"Masked, plain-clothed agents are grabbing people they believe are undocumented immigrants off the streets, pulling them into unmarked vehicles and swiftly detaining them. In other cases, masked agents are running checkpoints in the middle of Washington, D.C., and in L.A., and questioning people in their cars. And in some situations, agents are smashing the windows of those cars in order to pull a person out."
"Immigration agents are often given wide latitude in their work. That means a lot of what the public has been witnessing since President Trump took office and may be shocked by is likely legal. But what is allowable is becoming more unclear as these tactics test the limits of the law. "In that sense it is a very confusing time for lawyers and the public alike,""
"Congress gave the burgeoning agency wide power to question, search and arrest immigrants, or those believed to be immigrants, without a warrant. In the past, that has looked like investigative police work and arresting specific targets in specific locations, says Nithya Nathan-Pineau, a policy attorney and strategist at the Immigrant Legal Resource Center, a nonprofit that advocates for immigrants' rights."
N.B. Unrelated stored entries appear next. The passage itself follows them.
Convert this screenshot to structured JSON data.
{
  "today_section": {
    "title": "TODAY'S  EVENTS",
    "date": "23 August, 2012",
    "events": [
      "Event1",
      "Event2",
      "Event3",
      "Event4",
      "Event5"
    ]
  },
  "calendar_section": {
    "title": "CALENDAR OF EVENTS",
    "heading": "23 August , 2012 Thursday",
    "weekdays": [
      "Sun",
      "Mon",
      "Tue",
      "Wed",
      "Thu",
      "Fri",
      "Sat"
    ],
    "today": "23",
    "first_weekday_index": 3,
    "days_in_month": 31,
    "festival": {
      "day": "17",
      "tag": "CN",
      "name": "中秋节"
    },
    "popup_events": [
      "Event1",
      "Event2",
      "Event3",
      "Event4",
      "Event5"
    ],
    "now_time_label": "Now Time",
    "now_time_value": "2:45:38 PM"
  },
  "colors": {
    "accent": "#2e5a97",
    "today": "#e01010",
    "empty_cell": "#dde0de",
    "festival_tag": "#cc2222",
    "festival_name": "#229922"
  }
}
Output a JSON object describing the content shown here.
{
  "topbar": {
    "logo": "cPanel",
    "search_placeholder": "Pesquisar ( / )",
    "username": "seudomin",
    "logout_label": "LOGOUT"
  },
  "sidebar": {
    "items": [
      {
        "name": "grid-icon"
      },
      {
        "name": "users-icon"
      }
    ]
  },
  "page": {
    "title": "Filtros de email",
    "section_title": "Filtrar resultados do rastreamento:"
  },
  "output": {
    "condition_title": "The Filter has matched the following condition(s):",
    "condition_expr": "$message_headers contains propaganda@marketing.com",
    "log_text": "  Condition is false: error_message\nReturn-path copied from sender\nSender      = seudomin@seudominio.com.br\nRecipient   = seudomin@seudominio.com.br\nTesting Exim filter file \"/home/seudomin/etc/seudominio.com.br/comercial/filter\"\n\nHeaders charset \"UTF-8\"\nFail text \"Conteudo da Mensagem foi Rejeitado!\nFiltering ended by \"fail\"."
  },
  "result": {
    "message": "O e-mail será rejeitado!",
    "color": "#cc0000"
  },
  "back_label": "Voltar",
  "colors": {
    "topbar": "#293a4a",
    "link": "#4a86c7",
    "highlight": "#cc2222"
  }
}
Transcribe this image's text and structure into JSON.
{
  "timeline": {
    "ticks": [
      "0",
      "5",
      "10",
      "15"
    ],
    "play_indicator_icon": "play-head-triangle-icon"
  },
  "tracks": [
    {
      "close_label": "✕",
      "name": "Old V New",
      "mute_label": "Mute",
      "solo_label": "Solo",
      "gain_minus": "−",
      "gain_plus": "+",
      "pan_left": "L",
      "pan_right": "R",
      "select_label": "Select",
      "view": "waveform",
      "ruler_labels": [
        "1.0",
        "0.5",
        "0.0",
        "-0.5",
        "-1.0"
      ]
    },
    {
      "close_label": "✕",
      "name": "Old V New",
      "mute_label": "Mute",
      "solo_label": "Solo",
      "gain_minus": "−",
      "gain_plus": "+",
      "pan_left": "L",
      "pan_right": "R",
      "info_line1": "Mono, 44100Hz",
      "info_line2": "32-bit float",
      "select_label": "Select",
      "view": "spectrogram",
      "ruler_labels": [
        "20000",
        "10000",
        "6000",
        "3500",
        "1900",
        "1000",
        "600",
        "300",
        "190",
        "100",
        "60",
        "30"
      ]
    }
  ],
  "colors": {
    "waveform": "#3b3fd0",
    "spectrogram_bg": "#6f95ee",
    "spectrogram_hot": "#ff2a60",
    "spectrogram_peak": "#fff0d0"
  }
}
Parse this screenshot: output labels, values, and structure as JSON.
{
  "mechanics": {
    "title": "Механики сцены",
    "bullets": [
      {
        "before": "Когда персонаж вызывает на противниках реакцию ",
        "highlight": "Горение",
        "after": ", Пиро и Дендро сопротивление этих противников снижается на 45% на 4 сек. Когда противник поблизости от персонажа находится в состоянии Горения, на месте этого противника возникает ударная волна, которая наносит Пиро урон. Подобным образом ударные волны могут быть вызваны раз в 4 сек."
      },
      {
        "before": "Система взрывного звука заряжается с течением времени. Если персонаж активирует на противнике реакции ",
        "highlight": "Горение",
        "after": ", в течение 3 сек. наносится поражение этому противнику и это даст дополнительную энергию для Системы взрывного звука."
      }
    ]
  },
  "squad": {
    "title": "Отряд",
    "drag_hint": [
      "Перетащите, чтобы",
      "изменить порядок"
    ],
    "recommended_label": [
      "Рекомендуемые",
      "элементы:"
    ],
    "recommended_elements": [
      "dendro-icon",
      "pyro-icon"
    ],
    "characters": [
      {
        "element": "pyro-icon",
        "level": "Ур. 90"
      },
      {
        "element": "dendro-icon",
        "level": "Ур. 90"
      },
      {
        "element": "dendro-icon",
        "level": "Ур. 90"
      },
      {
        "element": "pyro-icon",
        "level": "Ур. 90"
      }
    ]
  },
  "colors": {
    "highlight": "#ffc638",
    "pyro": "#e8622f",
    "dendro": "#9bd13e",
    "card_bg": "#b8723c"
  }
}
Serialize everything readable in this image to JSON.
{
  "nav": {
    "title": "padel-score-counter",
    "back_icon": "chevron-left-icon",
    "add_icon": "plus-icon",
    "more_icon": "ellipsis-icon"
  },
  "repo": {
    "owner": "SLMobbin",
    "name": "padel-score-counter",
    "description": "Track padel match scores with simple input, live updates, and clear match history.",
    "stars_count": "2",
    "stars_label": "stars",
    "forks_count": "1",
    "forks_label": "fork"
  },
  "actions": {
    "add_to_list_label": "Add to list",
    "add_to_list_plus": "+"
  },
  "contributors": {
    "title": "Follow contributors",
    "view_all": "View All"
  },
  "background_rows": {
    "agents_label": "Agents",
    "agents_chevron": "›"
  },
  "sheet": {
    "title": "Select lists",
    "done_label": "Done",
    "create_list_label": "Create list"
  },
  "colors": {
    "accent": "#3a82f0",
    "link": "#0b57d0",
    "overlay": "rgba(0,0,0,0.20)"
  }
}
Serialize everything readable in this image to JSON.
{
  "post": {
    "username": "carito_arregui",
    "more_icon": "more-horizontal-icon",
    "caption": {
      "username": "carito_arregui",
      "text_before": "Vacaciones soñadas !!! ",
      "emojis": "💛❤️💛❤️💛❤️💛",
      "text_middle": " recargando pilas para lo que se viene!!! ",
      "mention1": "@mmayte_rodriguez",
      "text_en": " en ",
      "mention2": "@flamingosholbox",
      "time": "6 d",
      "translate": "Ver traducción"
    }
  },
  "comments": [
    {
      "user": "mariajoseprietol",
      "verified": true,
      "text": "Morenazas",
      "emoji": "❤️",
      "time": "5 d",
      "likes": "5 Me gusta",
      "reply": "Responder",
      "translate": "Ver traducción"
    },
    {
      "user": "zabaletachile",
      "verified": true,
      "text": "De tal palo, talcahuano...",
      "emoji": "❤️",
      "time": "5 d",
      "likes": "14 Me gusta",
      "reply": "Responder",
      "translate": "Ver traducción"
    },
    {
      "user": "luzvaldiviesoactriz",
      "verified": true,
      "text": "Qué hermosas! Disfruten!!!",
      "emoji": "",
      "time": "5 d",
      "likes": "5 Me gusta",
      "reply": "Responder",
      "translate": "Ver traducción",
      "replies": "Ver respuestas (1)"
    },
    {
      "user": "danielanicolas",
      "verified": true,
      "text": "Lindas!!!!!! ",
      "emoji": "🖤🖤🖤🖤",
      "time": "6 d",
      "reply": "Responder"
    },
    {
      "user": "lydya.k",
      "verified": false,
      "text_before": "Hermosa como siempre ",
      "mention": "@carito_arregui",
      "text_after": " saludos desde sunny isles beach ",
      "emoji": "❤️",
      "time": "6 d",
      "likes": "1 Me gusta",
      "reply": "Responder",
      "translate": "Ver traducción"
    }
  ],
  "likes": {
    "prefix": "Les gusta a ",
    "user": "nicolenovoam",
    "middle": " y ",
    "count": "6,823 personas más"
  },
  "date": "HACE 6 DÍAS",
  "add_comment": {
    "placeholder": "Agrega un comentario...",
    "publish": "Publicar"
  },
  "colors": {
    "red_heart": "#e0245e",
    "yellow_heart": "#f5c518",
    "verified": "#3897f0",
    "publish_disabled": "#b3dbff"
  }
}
Masked, plain-clothed immigration agents have been detaining people suspected of being undocumented, using unmarked vehicles, checkpoints, and sometimes forcibly removing people from cars. The agencies responsible for immigration enforcement were given wide powers after Sept. 11, 2001, including authority to question, search and arrest without warrants. Historically, enforcement involved targeted investigative arrests, but recent tactics have expanded into more aggressive street actions. The Immigration and Nationality Act requires cause or reasonable suspicion for warrantless arrests, yet the boundary between lawful enforcement and practices that test legal limits remains unsettled.